Record mondialLes ronds-points, emblèmes de la France «moche»
La France serait le pays qui compte le plus de carrefours giratoires au monde, devenus symboles de tristesse industrielle et de lutte sociale dans l'Hexagone.
Emblématiques de cette France perçue comme «moche» des zones industrielles et commerciales, les ronds-points, devenus le symbole de la contestation sociale des «gilets jaunes» en 2018, se comptent par dizaines de milliers dans l’Hexagone.
Nombre record
Malgré l’absence de statistiques officielles, la France est le pays qui en compterait le plus au monde. A l’origine, ces espaces circulaires avaient pour vocation de renforcer la sécurité routière en limitant les croisements entre automobilistes. Leur nombre a explosé avec le développement des zones commerciales et industrielles, qui forment ces paysages périurbains aujourd’hui décriés.
Vingt-mille auraient été recensés en 2005, selon les travaux du professeur et docteur en architecture Eric Alonzo, auteur de l’ouvrage «Du rond-point au giratoire». Un nombre en constante augmentation puisque 500 à 1000 nouveaux ronds-points verraient le jour chaque année en France.

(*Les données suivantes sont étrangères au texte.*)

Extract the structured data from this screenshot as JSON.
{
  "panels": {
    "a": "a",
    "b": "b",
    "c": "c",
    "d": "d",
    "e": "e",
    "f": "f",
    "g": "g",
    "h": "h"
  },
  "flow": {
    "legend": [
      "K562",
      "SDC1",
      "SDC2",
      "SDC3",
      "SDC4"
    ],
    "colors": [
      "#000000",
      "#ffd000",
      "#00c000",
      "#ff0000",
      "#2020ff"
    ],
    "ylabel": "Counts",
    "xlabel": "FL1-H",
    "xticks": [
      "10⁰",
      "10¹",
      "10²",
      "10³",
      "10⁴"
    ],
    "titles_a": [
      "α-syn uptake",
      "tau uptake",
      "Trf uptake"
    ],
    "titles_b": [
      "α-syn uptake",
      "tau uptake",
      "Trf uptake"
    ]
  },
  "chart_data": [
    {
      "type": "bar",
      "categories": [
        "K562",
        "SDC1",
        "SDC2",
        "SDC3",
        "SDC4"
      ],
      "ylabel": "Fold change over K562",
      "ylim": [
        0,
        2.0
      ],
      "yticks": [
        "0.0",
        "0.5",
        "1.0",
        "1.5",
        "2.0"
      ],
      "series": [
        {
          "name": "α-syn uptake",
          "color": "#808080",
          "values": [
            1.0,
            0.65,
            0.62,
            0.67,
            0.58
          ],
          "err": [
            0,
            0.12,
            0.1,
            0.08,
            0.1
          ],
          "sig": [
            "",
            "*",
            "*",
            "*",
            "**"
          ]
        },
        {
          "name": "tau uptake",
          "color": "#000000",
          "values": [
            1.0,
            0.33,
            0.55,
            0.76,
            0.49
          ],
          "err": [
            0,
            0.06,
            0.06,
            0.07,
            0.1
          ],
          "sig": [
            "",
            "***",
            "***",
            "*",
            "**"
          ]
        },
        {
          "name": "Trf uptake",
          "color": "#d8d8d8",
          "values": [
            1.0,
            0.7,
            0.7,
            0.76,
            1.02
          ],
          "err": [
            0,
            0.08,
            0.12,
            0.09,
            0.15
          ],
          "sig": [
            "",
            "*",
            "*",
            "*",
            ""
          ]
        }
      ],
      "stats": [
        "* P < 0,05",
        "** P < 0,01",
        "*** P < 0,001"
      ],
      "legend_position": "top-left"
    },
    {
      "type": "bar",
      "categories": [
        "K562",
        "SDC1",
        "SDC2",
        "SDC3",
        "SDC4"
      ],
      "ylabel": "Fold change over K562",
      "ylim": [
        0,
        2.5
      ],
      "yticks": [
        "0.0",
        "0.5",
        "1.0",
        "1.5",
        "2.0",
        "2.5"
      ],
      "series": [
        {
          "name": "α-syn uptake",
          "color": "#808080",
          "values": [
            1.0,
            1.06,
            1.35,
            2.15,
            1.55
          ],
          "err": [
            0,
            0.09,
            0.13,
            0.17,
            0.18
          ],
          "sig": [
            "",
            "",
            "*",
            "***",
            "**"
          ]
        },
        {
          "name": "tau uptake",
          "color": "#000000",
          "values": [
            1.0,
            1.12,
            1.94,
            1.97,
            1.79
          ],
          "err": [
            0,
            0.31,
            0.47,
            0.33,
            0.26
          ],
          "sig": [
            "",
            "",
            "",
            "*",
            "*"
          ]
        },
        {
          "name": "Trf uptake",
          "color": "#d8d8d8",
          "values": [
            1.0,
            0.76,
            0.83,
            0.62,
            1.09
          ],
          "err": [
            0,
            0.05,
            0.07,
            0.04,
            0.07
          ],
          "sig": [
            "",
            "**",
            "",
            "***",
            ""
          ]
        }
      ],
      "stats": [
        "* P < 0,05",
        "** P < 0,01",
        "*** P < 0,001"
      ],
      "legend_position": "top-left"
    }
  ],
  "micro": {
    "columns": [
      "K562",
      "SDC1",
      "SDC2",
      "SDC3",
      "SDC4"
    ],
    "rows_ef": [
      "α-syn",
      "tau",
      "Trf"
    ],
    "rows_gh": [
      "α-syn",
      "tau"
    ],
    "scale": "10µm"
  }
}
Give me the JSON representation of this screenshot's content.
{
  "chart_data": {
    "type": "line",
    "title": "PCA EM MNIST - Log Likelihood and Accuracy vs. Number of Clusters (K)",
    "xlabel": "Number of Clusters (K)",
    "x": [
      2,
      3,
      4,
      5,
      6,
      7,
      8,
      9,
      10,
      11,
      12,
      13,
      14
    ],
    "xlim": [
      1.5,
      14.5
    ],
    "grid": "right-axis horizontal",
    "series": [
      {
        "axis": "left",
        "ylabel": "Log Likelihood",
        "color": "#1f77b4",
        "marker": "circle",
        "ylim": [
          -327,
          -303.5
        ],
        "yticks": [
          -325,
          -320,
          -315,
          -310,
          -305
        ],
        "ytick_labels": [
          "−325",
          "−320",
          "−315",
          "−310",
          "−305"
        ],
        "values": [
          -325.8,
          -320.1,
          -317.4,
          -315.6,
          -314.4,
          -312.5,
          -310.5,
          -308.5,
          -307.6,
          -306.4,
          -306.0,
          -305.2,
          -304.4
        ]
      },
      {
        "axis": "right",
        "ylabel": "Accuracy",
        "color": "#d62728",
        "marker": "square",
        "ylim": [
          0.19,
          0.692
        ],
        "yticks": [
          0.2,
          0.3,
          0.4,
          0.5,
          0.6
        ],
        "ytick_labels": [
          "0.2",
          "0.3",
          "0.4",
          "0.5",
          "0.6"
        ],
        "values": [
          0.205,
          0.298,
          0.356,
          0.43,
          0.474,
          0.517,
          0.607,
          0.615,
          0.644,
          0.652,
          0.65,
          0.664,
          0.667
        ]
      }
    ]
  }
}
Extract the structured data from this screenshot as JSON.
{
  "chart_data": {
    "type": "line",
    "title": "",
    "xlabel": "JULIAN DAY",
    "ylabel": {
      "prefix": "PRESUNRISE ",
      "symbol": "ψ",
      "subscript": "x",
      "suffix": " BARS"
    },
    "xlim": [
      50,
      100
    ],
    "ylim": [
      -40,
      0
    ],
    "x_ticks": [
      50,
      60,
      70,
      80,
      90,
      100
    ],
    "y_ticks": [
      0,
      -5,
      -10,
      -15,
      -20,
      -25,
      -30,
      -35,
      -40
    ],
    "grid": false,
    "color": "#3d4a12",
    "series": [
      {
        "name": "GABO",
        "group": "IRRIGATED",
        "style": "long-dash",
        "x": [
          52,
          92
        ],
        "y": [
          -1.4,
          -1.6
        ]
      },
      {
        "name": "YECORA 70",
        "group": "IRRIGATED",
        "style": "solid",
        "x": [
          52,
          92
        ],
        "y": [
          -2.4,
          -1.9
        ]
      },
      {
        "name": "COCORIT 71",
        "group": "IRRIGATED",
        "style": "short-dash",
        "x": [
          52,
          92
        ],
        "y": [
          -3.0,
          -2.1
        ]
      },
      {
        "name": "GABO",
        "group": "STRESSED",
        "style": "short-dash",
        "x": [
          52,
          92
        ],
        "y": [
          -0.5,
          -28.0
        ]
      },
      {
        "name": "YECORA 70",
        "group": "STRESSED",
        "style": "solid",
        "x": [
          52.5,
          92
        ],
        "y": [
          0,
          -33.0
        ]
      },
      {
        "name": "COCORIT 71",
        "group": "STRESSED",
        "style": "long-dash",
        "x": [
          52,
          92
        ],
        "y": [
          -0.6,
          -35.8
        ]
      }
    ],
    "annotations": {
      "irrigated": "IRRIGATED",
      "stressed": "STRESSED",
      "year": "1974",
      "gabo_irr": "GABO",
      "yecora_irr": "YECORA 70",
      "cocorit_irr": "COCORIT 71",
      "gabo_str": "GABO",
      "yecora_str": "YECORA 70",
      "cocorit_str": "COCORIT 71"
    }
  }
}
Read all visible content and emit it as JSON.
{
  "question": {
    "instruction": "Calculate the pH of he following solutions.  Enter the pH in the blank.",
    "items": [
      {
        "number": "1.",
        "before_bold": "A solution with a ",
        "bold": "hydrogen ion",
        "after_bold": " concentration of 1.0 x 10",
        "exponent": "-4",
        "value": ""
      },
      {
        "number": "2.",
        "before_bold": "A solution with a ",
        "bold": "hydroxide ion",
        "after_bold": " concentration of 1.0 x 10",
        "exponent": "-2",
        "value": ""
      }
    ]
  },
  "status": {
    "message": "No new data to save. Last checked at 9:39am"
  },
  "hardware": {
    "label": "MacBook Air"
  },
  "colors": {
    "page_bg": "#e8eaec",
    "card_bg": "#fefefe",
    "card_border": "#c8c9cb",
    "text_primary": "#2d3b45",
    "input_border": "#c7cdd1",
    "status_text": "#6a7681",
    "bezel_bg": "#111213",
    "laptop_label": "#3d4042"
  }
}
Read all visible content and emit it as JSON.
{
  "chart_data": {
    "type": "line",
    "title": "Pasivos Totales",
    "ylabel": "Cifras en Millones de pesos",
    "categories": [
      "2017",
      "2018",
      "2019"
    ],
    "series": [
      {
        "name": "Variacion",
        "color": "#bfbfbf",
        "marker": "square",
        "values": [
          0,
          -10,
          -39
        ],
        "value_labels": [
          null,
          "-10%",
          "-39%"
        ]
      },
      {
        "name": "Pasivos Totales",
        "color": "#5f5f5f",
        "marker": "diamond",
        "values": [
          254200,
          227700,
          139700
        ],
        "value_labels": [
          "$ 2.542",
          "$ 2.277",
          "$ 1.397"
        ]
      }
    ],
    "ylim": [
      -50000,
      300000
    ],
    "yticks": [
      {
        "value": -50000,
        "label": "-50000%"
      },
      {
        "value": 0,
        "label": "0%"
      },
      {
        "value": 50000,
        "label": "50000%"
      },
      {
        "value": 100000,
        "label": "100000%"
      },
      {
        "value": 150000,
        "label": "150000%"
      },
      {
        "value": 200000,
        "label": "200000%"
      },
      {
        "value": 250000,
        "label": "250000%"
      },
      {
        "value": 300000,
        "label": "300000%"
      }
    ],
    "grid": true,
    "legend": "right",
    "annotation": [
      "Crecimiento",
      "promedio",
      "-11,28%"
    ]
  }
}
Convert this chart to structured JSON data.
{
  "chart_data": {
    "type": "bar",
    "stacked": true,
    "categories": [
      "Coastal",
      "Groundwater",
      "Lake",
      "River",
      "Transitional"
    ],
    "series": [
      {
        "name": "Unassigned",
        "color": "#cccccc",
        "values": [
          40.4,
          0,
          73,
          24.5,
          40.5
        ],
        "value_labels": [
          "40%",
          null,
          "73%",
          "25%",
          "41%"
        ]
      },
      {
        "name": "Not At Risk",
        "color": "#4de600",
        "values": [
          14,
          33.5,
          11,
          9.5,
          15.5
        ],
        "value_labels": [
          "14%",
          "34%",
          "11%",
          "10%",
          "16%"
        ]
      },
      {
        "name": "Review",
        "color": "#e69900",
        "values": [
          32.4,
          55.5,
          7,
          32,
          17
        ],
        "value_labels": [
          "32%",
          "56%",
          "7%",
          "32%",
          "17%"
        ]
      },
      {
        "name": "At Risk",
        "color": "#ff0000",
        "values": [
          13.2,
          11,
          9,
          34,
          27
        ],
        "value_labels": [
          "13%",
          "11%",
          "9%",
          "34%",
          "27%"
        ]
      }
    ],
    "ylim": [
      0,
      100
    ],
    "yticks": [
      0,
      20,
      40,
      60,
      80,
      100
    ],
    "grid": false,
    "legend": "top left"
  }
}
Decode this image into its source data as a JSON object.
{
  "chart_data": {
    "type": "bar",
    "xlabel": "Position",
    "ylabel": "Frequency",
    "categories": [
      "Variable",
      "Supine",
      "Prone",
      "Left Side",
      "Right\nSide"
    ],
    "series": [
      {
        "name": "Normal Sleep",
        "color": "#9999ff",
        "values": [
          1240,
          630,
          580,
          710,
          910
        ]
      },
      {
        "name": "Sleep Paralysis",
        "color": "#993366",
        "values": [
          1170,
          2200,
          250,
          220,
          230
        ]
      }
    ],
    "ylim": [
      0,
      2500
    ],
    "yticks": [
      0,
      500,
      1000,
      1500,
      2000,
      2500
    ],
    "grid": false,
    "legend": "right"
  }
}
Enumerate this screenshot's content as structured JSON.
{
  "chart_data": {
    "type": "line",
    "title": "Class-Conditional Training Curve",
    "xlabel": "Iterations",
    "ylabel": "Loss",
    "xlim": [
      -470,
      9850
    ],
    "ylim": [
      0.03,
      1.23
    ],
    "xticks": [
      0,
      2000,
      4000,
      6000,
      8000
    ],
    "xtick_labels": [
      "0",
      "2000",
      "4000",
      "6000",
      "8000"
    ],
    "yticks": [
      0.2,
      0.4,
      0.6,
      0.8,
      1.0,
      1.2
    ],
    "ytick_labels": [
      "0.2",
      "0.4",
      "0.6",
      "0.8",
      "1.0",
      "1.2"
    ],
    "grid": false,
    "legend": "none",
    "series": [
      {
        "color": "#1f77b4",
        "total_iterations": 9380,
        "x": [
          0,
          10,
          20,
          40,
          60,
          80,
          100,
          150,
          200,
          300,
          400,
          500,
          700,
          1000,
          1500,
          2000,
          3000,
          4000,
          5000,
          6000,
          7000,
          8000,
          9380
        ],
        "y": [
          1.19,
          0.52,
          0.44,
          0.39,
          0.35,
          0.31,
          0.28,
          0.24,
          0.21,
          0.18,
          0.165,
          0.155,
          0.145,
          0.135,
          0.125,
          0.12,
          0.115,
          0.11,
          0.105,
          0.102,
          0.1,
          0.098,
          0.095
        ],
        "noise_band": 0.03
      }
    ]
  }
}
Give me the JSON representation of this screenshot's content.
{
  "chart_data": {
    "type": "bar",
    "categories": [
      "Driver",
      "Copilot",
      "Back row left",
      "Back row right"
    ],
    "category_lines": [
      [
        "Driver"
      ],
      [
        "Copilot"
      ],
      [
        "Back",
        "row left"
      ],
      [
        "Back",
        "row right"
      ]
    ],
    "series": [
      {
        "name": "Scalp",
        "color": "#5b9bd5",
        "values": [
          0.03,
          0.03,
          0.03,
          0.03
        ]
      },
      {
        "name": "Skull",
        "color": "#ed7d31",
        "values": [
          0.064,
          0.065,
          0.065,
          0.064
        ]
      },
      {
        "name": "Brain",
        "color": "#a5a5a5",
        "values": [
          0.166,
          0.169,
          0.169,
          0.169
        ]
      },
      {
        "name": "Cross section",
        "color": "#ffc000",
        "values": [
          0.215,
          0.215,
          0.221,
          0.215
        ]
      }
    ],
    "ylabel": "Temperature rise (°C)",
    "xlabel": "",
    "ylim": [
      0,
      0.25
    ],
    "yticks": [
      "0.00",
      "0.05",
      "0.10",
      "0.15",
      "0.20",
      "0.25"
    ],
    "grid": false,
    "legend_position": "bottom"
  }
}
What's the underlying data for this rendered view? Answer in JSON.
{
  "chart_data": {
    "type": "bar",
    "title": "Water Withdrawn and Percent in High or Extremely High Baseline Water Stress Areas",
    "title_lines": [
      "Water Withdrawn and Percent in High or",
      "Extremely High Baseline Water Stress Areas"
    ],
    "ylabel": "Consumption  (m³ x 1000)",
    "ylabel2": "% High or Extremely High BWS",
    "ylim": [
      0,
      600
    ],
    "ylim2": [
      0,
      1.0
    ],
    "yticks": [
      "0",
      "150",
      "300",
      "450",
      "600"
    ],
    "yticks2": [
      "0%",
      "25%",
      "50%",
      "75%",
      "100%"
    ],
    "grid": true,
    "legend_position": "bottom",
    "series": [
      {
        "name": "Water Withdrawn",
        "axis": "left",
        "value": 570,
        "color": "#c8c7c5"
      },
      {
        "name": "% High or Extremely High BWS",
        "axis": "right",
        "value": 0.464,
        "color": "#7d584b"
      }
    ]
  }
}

La compagnie lettonne de location de véhicules DiscoverCars.com a établi en septembre son propre classement à partir de données OpenStreetMap. La France y occupe de loin la première place mondiale avec 42'986 ronds-points répartis sur l’ensemble du territoire, soit 65% de plus que le Royaume-Uni, deuxième de la liste avec 25'976 carrefours giratoires. Viennent ensuite l’Italie (18'172), l’Espagne (15'053) et le Brésil (11'854).
Entre «100'000 et un million d’euros»
Le premier rond-point en France a vu le jour place de l’Etoile à Paris, en 1907, autour du célèbre arc de triomphe, sous l’impulsion de l’urbaniste Eugène Hénard. Ensuite «ils se sont développés dans les années 1960 et 1970, avant de se démultiplier dans les années 1980 pour accompagner la croissance du réseau des zones commerciales de périphérie», selon Philippe Genestier, architecte-urbaniste. Un choix urbanistique justifié au départ par de «premiers travaux d’accidentologie, dans les années 1960, qui ont montré que les carrefours «classiques», avec priorité à droite, étaient dangereux», précise ce spécialiste, professeur à l’Ecole nationale des travaux publics d’Etat (ENTPE).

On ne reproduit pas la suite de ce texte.